Certains craignent que la politique ait récemment fait ses preuves en matière de vulnérabilité aux nouvelles menaces. Mark Brakel est directeur de la politique du Future of Life Institute, une organisation à but non lucratif qui vise à atténuer les risques liés à la technologie – en partie financée par Elon Musk historiquement, et bénéficiant également du soutien important de Vitalik Buterin, fondateur de la crypto-monnaie Ethereum. Il dit que les médias sociaux devraient être considérés comme le premier contact de l’humanité à grande échelle avec des « systèmes d’IA vraiment simples » qui deviennent beaucoup plus sophistiqués. « Nous devrions tirer des leçons de la façon dont nous avons mal régulé les médias sociaux pour prendre de l’avance cette fois-ci », dit-il – avertissant que les médias sociaux ont été accueillis avec un énorme enthousiasme et certains efforts réglementaires pour « bricoler sur les bords – et quelques années plus tard, nous nous sommes réveillés avec un système politique brisé ».

Régulation

Il y a inévitablement eu des appels à plus de réglementation de l’IA. À Washington, le chef du Sénat Chuck Schumer prend des mesures précoces pour réglementer l’IA, tandis que Bruxelles est quelque peu en avance sur le jeu et travaille sur un projet de loi sur l’IA depuis deux ans – il se démène maintenant pour adapter ces efforts aux derniers développements.

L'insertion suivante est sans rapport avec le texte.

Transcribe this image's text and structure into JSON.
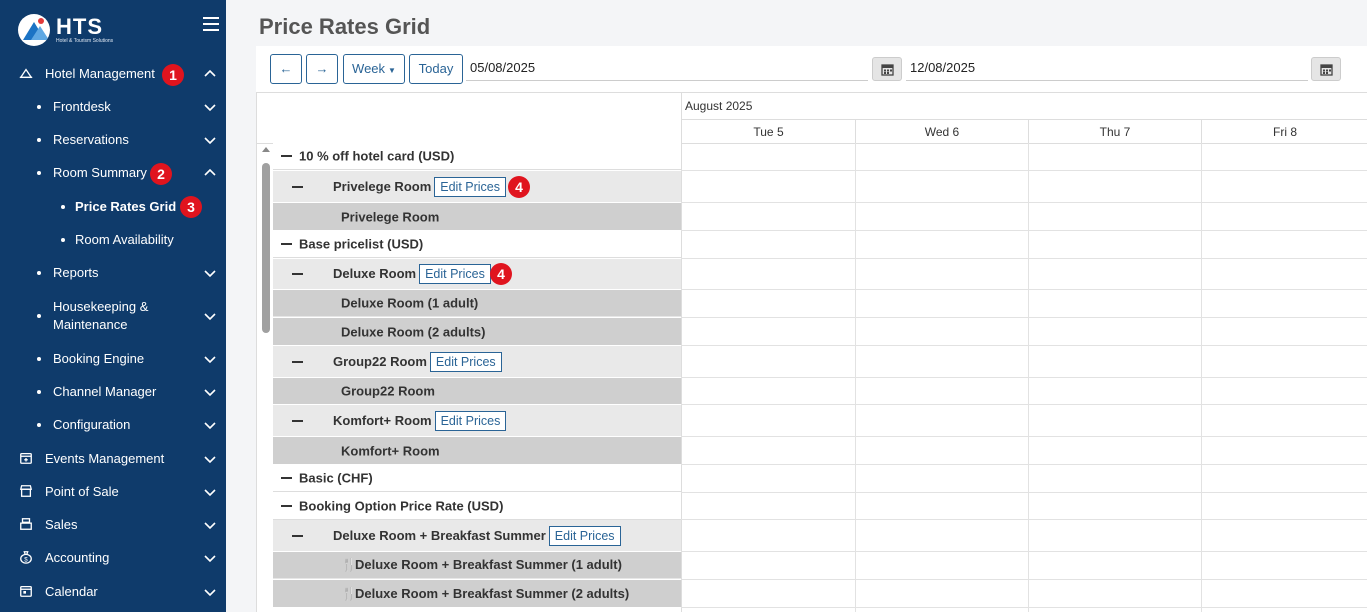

L’Irlande a une politique d’IA datant de 2021, le ministère de l’Entreprise en assumant la responsabilité globale. D’autres parties de l’appareil d’État sont également impliquées – le NCSC prend en compte l’IA dans ses évaluations des menaces depuis plusieurs années.

Il est entendu que les responsables de la sécurité ont interagi avec les multinationales basées ici et sont en train d’élaborer davantage de directives pour les agences de l’État, tandis qu’un examen à mi-parcours de la stratégie de cybersécurité actuelle prévu dans quelques semaines devrait mettre davantage l’accent sur l’IA.

Bien que la menace soit vive, les responsables de la sécurité affirment également qu’elle n’a pas encore figuré comme un risque principal dans les évaluations partagées avec l’Irlande par des acteurs internationaux ou des gouvernements amis. Il n’a pas encore percé les listes régulièrement diffusées des menaces les plus pressantes auxquelles l’État est confronté.

Le NCSC s’attend à ce que la menace, lorsqu’elle se matérialise, ne provienne pas en premier lieu de la technologie elle-même, mais de son déploiement par un mauvais acteur tel qu’une organisation criminelle ou un État voyou. « Le vrai défi, ce sont les pays et les entités qui ne respectent pas le droit international », déclare le directeur du NCSC, Richard Browne. Le NCSC soutient également que les outils d’IA lui permettent de devenir plus efficace, même s’ils peuvent autonomiser les mauvais acteurs.

« C’est essentiellement une sorte de course aux armements entre les deux camps. Et, comme toutes les nouvelles technologies, c’est une épée à double tranchant », déclare Stephens.

Le vrai défi, dit Browne – tout en soulignant qu’il n’y a aucune suggestion que cela se produise actuellement – ​​est «ce qui se passe si les outils et les technologies se développent à un rythme exponentiel, et que les choses utilisées pour défendre les réseaux – les processus, les outils – deviennent redondantes , essentiellement, et vous êtes pris dans une révolution technologique plutôt que dans une évolution ».

Appel à pause

Le Future of Life Institute a publié le mois dernier une lettre ouverte appelant à la suspension immédiate d’au moins six mois de la formation des systèmes d’IA, signée par Musk, le co-fondateur d’Apple Steve Wozniak et d’autres. Ó hÉigeartaigh était parmi eux – il dit qu’il est crucial qu’un espace de débat émerge. Alors que lui et beaucoup d’autres sont sceptiques quant à la menace imminente d’une « intelligence générale artificielle », équivalente à l’intelligence au niveau humain, il dit que la vitesse des progrès récents signifie que « ce sont des questions qui doivent maintenant être prises un peu au sérieux ».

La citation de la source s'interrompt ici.